Comparing apples to oranges, hyenas to humans

by Mary Caperton Morton
Tuesday, May 5, 2015

Studying the behavior and social structure of living carnivores, such as spotted hyenas, might shed light on whether early humans led cooperative lives. Credit: David S. Green.

Traditionally, anthropologists thought that hunting played a huge role in the lives of early humans, perhaps because of the prominence of stone tools in the fossil record. But today, most researchers recognize that hominids must have exploited a wide range of resources, and were probably not exclusively carnivores.

“In the past few years, there has been a shift away from the model of early humans as hunters, but there’s still a lot we can learn by studying our ancestors through the lens of modern-day carnivores,” says Jenn Smith, a zoologist at Mills College in Oakland, Calif., who studies spotted hyenas in Kenya.

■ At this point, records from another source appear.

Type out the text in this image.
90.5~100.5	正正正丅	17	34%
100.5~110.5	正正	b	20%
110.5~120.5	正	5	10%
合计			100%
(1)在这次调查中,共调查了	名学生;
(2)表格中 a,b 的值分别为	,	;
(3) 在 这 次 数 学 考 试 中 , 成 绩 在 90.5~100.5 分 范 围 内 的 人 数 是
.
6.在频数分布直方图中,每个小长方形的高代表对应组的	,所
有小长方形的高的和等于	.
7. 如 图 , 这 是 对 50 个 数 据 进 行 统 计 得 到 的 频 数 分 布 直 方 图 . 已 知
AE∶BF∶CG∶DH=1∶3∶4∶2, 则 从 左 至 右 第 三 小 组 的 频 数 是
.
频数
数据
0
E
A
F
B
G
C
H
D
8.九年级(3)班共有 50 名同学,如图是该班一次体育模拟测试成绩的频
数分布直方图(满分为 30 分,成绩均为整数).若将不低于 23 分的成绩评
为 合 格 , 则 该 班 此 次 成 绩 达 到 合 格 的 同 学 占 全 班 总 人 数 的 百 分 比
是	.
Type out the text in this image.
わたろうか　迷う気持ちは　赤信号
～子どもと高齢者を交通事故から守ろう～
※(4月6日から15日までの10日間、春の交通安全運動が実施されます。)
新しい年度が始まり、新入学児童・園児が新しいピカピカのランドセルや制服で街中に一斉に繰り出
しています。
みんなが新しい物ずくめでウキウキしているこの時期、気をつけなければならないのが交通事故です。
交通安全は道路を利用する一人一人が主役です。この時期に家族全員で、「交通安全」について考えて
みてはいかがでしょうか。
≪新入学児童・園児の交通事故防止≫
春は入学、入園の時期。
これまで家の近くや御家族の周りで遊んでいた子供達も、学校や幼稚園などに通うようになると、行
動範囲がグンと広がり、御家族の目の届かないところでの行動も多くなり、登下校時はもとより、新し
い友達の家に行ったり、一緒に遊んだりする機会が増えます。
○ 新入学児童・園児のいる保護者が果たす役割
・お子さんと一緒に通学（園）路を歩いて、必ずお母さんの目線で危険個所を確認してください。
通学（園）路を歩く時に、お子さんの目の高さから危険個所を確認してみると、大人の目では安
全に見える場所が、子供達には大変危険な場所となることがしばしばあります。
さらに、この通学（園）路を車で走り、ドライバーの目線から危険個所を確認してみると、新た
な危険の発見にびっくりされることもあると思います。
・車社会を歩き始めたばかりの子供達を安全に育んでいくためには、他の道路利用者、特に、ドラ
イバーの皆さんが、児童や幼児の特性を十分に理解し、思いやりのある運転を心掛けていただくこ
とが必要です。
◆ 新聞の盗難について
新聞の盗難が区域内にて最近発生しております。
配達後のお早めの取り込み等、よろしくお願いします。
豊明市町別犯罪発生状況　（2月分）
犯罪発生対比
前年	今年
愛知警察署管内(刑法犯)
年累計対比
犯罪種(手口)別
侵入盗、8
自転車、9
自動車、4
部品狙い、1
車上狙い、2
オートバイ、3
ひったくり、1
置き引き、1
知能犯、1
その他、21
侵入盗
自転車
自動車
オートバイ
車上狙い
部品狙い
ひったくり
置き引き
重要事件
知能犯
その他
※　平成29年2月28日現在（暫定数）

Hyenas are highly social animals that live in large packs composed of many families that all work together to raise their young. “Comparisons between hyenas and early humans are interesting for a number of reasons. They both evolved in a similar habitat in Africa, coping with similar environmental challenges,” Smith says. “Hyenas also have a very flexible social system — similar to a lot of primates — called a fission-fusion society.”

In a fission-fusion society, members of a family group commonly separate during the day, with some individuals in charge of hunting and others in charge of caring for the young. When the members reunite, they do so with minimal conflict. “This kind of structure allows for a lot of flexibility and a very efficient division of labor, while maintaining social relationships between the groups,” she says.

“Early humans may have lived in fission-fusion societies. The most successful mammalian carnivores are typically cooperative breeders, with many members of the group sharing responsibility for the young,” Smith says. A number of characteristics point to early humans being cooperative breeders, including limited sexual dimorphism — physical differences between males and females — and higher population densities clustered around resource-rich areas.

“The bodies of social carnivores differ from more solitary carnivores,” says Susan Antón, an anthropologist at New York University. “A lot of characteristics we see, like increased brain size relative to body size [in more social animals], seem to reflect the social organization of the species,” she says.

“By surveying different social factors that favor cooperation, we can relate those to behaviors such as reproduction, diet type and home range, which anthropologists are very interested in learning about [in relation to] our human ancestors,” Smith says. These kinds of questions may reveal what factors could have led to the degree of cooperation that we see in human populations.

“A lot of the questions we have about sociality and how cooperative early Homo was are only going to be answerable through this kind of integrated approach,” Antón says. “Until recently, nobody was even asking these kinds of questions.”